Puzzles are the main meat of the game and as before it feels a bit silly that most your puzzles are free of peril compared to the life threatening ones of the film. Again you encounter many victims of Jigsaw in various torture devices but whether it be freeing a woman from a box rapidly filling with water, or escorting a man tied to a long pole across a series of fiery traps it is always your brain that is needed not the ability to self torture. There is more variety this time around and in general I found the puzzles more fun and less taxing with a large amount relying on memory skills. There are slightly too many ones where you must divert electricity flow but the time based ones are more infrequent (a good thing as here the time limits are often punishingly short).

Like the first game you encounter many, many people all playing their own games, the majority tasked with killing you to earn their freedom. A common enemy type is a guy with a spiked head mask who charges at you and who is usually defeated in a humorous way such as tricking him into running into an empty elevator shaft, or dropping a huge crate on him. Boss style characters pop up now and again and are quite fun. You have a guy with knives for hands (!) who pops up several times and also a bent cop who decides killing you is more important than escaping the hell hole your both in which leads to stealth sections where you pop from cover to cover avoiding gun shots.

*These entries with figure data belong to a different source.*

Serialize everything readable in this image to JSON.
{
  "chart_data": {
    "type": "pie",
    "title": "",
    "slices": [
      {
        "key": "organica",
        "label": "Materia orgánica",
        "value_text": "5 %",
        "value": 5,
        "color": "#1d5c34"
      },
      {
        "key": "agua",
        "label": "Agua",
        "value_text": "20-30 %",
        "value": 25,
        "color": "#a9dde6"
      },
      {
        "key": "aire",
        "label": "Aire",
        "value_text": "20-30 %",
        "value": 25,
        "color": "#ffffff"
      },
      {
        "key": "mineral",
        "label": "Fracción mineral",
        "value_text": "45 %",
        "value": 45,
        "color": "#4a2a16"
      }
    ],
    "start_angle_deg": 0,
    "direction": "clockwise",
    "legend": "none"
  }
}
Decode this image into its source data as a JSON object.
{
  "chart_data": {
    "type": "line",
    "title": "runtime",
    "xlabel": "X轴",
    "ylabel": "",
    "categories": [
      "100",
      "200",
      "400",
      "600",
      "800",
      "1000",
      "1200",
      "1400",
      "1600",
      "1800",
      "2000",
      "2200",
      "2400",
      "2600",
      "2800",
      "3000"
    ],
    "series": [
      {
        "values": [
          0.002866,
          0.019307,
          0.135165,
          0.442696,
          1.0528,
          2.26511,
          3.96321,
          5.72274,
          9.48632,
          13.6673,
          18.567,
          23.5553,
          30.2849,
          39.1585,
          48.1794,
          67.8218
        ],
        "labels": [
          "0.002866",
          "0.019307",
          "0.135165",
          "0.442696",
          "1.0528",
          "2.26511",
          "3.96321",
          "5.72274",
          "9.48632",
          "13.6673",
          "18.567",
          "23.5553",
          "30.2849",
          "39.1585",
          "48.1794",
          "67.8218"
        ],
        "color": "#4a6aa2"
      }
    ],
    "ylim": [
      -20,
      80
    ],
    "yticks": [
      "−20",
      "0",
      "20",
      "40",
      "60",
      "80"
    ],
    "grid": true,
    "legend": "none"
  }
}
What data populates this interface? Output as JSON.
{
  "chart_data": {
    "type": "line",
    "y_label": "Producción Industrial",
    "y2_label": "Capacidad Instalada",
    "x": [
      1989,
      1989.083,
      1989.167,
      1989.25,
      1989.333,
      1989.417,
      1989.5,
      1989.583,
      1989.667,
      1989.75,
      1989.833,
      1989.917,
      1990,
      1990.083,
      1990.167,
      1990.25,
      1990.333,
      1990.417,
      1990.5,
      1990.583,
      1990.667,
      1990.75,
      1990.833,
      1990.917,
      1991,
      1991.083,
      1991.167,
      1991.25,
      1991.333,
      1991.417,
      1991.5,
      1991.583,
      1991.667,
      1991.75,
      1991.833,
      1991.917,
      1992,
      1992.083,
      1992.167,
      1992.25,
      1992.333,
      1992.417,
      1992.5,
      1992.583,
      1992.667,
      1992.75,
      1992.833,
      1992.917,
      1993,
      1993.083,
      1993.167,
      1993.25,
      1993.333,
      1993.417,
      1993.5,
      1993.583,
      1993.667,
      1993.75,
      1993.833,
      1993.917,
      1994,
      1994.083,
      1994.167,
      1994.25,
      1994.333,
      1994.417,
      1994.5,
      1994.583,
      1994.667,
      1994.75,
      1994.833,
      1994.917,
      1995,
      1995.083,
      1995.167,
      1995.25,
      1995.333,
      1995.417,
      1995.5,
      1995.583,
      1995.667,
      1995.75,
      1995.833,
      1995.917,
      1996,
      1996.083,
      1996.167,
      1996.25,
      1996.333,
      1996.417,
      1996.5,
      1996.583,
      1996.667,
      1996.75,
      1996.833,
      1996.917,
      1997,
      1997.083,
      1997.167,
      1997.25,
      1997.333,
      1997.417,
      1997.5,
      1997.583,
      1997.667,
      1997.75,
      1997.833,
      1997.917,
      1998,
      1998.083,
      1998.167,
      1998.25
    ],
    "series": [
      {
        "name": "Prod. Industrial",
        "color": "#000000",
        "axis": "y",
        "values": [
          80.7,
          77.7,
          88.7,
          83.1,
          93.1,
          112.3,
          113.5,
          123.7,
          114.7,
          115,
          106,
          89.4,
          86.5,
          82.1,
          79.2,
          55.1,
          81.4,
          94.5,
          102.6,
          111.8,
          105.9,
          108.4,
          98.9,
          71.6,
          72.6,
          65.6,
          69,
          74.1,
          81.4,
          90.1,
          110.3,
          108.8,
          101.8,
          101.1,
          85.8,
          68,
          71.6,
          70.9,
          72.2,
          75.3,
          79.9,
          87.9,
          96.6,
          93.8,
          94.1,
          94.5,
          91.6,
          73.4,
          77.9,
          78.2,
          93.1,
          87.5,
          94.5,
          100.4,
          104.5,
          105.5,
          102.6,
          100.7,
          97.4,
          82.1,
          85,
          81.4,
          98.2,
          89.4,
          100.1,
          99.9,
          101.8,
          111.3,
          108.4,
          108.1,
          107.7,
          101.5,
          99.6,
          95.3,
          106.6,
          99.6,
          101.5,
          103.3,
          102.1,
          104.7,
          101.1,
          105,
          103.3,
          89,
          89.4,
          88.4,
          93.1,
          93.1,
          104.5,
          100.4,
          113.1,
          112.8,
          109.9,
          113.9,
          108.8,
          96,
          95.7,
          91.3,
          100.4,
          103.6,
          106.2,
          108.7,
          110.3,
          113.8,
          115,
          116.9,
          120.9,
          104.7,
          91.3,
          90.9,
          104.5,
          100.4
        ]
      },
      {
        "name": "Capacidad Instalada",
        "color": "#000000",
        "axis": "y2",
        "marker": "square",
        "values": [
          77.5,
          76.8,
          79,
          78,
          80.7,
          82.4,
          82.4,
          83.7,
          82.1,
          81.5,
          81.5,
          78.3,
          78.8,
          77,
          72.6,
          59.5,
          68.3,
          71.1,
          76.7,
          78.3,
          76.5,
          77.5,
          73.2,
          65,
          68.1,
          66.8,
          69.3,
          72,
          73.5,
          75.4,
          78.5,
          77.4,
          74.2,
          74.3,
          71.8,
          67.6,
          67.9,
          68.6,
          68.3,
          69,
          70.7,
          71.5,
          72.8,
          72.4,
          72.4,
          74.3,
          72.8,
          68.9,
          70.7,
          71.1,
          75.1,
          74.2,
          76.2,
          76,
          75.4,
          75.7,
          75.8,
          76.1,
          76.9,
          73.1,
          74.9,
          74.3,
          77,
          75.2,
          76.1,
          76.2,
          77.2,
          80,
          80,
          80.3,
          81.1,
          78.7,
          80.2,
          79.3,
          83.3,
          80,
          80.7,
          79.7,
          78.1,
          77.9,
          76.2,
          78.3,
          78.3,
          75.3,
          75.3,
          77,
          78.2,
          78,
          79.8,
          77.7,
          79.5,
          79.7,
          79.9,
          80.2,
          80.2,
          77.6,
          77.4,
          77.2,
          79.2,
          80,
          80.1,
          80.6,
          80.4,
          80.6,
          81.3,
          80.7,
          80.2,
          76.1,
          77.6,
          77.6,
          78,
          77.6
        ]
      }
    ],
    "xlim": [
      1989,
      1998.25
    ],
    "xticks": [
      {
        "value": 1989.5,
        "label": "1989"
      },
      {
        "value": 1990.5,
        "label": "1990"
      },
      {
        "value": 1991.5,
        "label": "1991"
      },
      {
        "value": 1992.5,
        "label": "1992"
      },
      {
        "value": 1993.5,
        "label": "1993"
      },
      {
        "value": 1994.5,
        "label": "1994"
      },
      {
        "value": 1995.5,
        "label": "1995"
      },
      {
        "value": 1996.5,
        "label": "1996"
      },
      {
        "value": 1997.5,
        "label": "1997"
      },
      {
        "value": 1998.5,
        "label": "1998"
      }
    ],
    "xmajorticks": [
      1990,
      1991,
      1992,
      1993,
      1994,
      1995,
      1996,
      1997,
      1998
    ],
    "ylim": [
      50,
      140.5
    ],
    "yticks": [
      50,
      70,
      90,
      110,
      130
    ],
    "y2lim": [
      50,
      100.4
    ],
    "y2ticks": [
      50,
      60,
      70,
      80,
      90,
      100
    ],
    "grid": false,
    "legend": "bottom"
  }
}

The believability of several square miles of city being converted into one huge death maze is really quite silly, again with such a high body count the premise seems quite stupid. This is a world where waist high boxes stop you dead in your tracks, much of the game could have been over much more quickly should your character just be able to climb these pathetic obstacles. Michael Tapp and the people he encounters are badly voiced and just don't seem like they appreciate the danger they are in. Michael in particular is just full of wisecracks and doesn't seem at all concerned by having to murder tens of enemies, when you were playing as a Detective this was fine to stomach but a reporter shouldn't be this unfazed by taking lives. The sound I had a real problem with, even up really high I found it very difficult to hear what anyone was saying and had to put subtitles on in the end. The plot is nothing special, mostly revealed via dictaphone recordings and case files you find which was ok at least in showing what happened to David Tapp after the first game.

I have to mention a late puzzle in the game which sees you trying to traverse a carousel. While making your way around it should you step under a red spotlight your shotgun jacket will explode killing you instantly. The trouble is these spotlights are really wishy washy and hard to see where they are, plus my character kept getting stuck in the scenery in this segment. In all honesty this small two minute section must have taken me close to a hundred attempts to do! Highly frustrating and really marred an enjoyable experience. Too many times instant deaths will set you back to the last checkpoint you passed, many doors have shotgun traps set to them and if your not paying attention something like this, or a collapsing floor or a tripwire can lead to an unfair restart.


Saw II was exactly what I expected but it was really addictive, I lost a lot of hours to it this weekend and nearly have no regrets. A better game than Saw and well designed, this survival horror will not appeal to everyone and doesn't look or sound fantastic but there is fun to be had for sure.